Das OLG Naumburg folgte der Argumentation, dass mehrere unzulässige Abschalteinrichtungen in dem Fahrzeug verbaut seien. Eine unzulässige Abschalteinrichtung liege vor, wenn dadurch die Wirksamkeit des Emissionskontrollsystems unter normalen Betriebsbedingungen verringert wird, stellte das OLG klar. Nach Angaben des Kraftfahrt-Bundesamts werde bei diesem Modell die Abgasrückführungsrate (AGR) nach einer gewissen Laufzeit des Motors verringert bzw. deaktiviert. Ebenso sorge ein Thermofenster in Abhängigkeit der Umgebungstemperatur für eine Reduzierung der AGR. Zudem werde auch die Timer-Funktion verwendet. Der Kläger habe das Vorhandensein der Abschalteinrichtungen hinreichend dargelegt, so das OLG.
Die Fiat-Mutter Stellantis habe diese Vorwürfe hingegen nicht entkräften können. Es sei nicht entscheidend, ob eine Funktion verbaut ist, die den Prüfstand erkennt. Vielmehr komme es darauf an, ob die Funktion Bedingungen erkennt, die kumulativ nahezu nur auf dem Prüfstand vorkommen und aufgrund dieser Bedingungen die AGR verändert, führte das OLG aus. Dass die AGR im Prüfmodus gegenüber dem Realbetrieb deutlich erhöht ist und der Emissionsausstoß dadurch im Prüfmodus niedriger als im normalen Straßenverkehr ist, sei unstreitig, so das Gericht. Stellantis könne sich auch nicht darauf berufen, dass diese Funktionen aus Motorschutzgründen notwendig seien. Es handele sich um unzulässige Abschalteinrichtungen.
Dennoch könne Stellantis keine vorsätzliche sittenwidrige Schädigung nachgewiesen werden. Nach der Rechtsprechung des BGH vom 26. Juni 2023 reicht aber bereits Fahrlässigkeit des Autoherstellers für Schadenersatzansprüche im Abgasskandal aus. Der Kläger habe daher Anspruch auf Ersatz des sog. Differenzschadens, den das Gericht auf 10 Prozent des Kaufpreises, 4.800 Euro, bezifferte. Das Wohnmobil kann der Kläger behalten, eine Nutzungsentschädigung für die gefahrenen Kilometer wird nicht abgezogen.

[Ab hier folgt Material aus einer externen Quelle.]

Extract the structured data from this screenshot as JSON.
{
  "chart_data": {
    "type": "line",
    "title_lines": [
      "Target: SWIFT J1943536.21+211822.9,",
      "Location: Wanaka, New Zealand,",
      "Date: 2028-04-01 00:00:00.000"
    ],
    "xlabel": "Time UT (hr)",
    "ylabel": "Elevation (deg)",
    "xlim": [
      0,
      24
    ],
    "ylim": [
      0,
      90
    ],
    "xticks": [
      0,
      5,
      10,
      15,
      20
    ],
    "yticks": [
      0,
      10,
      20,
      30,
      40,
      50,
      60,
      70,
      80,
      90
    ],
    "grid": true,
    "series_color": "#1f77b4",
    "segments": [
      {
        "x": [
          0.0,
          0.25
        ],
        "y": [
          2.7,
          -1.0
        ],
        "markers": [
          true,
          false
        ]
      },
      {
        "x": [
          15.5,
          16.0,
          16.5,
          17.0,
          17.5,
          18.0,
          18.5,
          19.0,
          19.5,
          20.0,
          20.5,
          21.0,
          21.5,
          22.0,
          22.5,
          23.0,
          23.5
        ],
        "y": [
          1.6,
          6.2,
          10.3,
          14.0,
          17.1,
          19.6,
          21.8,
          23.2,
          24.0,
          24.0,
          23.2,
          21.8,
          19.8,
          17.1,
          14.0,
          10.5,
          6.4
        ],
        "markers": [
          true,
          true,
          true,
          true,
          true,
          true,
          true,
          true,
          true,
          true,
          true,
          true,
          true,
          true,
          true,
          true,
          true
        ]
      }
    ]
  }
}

„Der BGH hat mit Urteilen vom 26. Juni 2023 entschieden hat, dass schon Fahrlässigkeit des Autoherstellers für Schadenersatzansprüche im Abgasskandal ausreicht. Damit hat der BGH die Hürden für Schadenersatzansprüche erheblich gesenkt. Von dieser Rechtsprechung können auch Käufer eines Wohnmobils auf Basis eines Fiat Ducato profitieren, wie das Urteil des OLG Naumburg zeigt“, so Rechtsanwalt Seifert.